Muitos dos proprietários pedem um número de cauções muito maior ou então respondem que a casa já está alugada quando ouvem uma voz de um brasileiro ou brasileira do outro lado da linha, referiu a presidente da Casa do Brasil.
“Não é só do Brasil, mas olhando aqui para o Brasil, que é do que estamos a falar hoje, é solicitado um número maior”, afirmou a presidente de uma das maiores instituições de apoio aos imigrantes brasileiros em Portugal, que já conta com 30 anos de existência.
“Nós já tivemos casos na Casa do Brasil de pessoas que tiveram que fazer um empréstimo bancário para pagar as rendas antecipadas, para que a pessoa conseguisse ter acesso a uma casa”, disse, referindo que num caso “eram pedidas 12 rendas antecipadas”.
Além disto, “as pessoas recém-chegadas, muitas vezes, ao tentarem ter acesso ao arrendamento, enfrentam dificuldades, porque ainda não têm o IRS”, frequentemente solicitado pelos senhorios, acrescentou.
Segundo Cyntia de Paulo, há também um aproveitamento das situações de vulnerabilidade dos imigrantes, fazendo-se arrendamentos sem contrato e em condições que não são dignas.
A maioria dos recém-chegados, disse, “vão para quartos, (…) porque as exigências acabam por ser menores”, havendo “situações de famílias inteiras que estão a viver em quartos” e “sem contratos, na maioria das vezes”.
“Muitas vezes, quando essas pessoas saem dos quartos, não recebem de volta a caução ou as rendas antecipadas, sofrendo até por vezes assédio por parte do senhorio nessa devolução”, como, por exemplo, ameaça de denúncia ao Serviço de Estrangeiros e Fronteiras, disse.
Segundo a responsável da Casa do Brasil, o desconhecimento do imigrante relativamente aos seus direitos em Portugal também é “muitas vezes utilizado (…) para não fazer o contrato de arrendamento”.
É frequente os imigrantes chegarem à Casa do Brasil a pedir apoio para conseguirem um emprego melhor e com contrato, porque têm “uma dificuldade enorme para conseguir pagar a renda, que está muito alta”.
“E aqui despoleta nessas situações que nós temos assistido de pessoas que têm de viver na rua”, salientou.
Por outro lado, começam a aparecer pessoas que procuram a instituição a pedir informações sobre o regresso voluntário, “porque não conseguem pagar as habitações por conta dos baixos salários que têm”, observou.
Por tudo isto, admitiu a presidente da Casa do Brasil, “a solução que as pessoas muitas vezes encontram para um problema de acesso à habitação, é habitarem de forma coletiva” e, no seu entender, isto “tem que ser encarado como um problema a ser resolvido ao nível das políticas públicas”.

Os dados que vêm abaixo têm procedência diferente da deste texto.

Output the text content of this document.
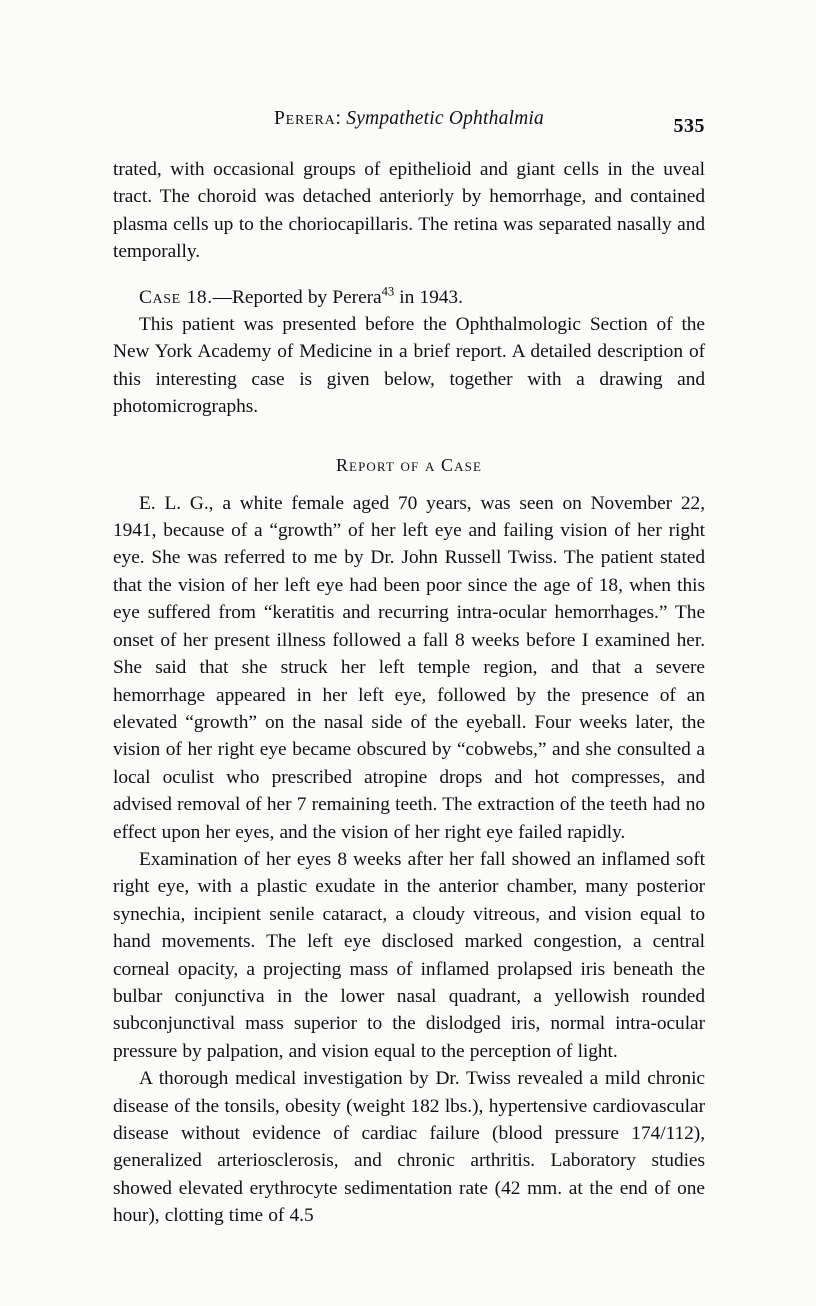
Perera: Sympathetic Ophthalmia	535

trated, with occasional groups of epithelioid and giant cells in the uveal tract. The choroid was detached anteriorly by hemorrhage, and contained plasma cells up to the choriocapillaris. The retina was separated nasally and temporally.

Case 18.—Reported by Perera$^{43}$ in 1943.

This patient was presented before the Ophthalmologic Section of the New York Academy of Medicine in a brief report. A detailed description of this interesting case is given below, together with a drawing and photomicrographs.

Report of a Case

E. L. G., a white female aged 70 years, was seen on November 22, 1941, because of a “growth” of her left eye and failing vision of her right eye. She was referred to me by Dr. John Russell Twiss. The patient stated that the vision of her left eye had been poor since the age of 18, when this eye suffered from “keratitis and recurring intra-ocular hemorrhages.” The onset of her present illness followed a fall 8 weeks before I examined her. She said that she struck her left temple region, and that a severe hemorrhage appeared in her left eye, followed by the presence of an elevated “growth” on the nasal side of the eyeball. Four weeks later, the vision of her right eye became obscured by “cobwebs,” and she consulted a local oculist who prescribed atropine drops and hot compresses, and advised removal of her 7 remaining teeth. The extraction of the teeth had no effect upon her eyes, and the vision of her right eye failed rapidly.

Examination of her eyes 8 weeks after her fall showed an inflamed soft right eye, with a plastic exudate in the anterior chamber, many posterior synechia, incipient senile cataract, a cloudy vitreous, and vision equal to hand movements. The left eye disclosed marked congestion, a central corneal opacity, a projecting mass of inflamed prolapsed iris beneath the bulbar conjunctiva in the lower nasal quadrant, a yellowish rounded subconjunctival mass superior to the dislodged iris, normal intra-ocular pressure by palpation, and vision equal to the perception of light.

A thorough medical investigation by Dr. Twiss revealed a mild chronic disease of the tonsils, obesity (weight 182 lbs.), hypertensive cardiovascular disease without evidence of cardiac failure (blood pressure 174/112), generalized arteriosclerosis, and chronic arthritis. Laboratory studies showed elevated erythrocyte sedimentation rate (42 mm. at the end of one hour), clotting time of 4.5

Essa situação, disse, também é aproveitada por “muitos senhorios” que alugam “vagas em apartamentos”, ou seja, camas em quartos, “a 350 euros, (…) para as pessoas migrantes dormirem quatro ou cinco dentro de um quarto”.
“Nós não temos muitos relatos de pessoas a viver nessa situação. Outras comunidades vivenciam mais, mas já nos chegam [casos]”, concluiu, acrescentando que os imigrantes também enfrentam dificuldades no acesso ao crédito para a compra de casa.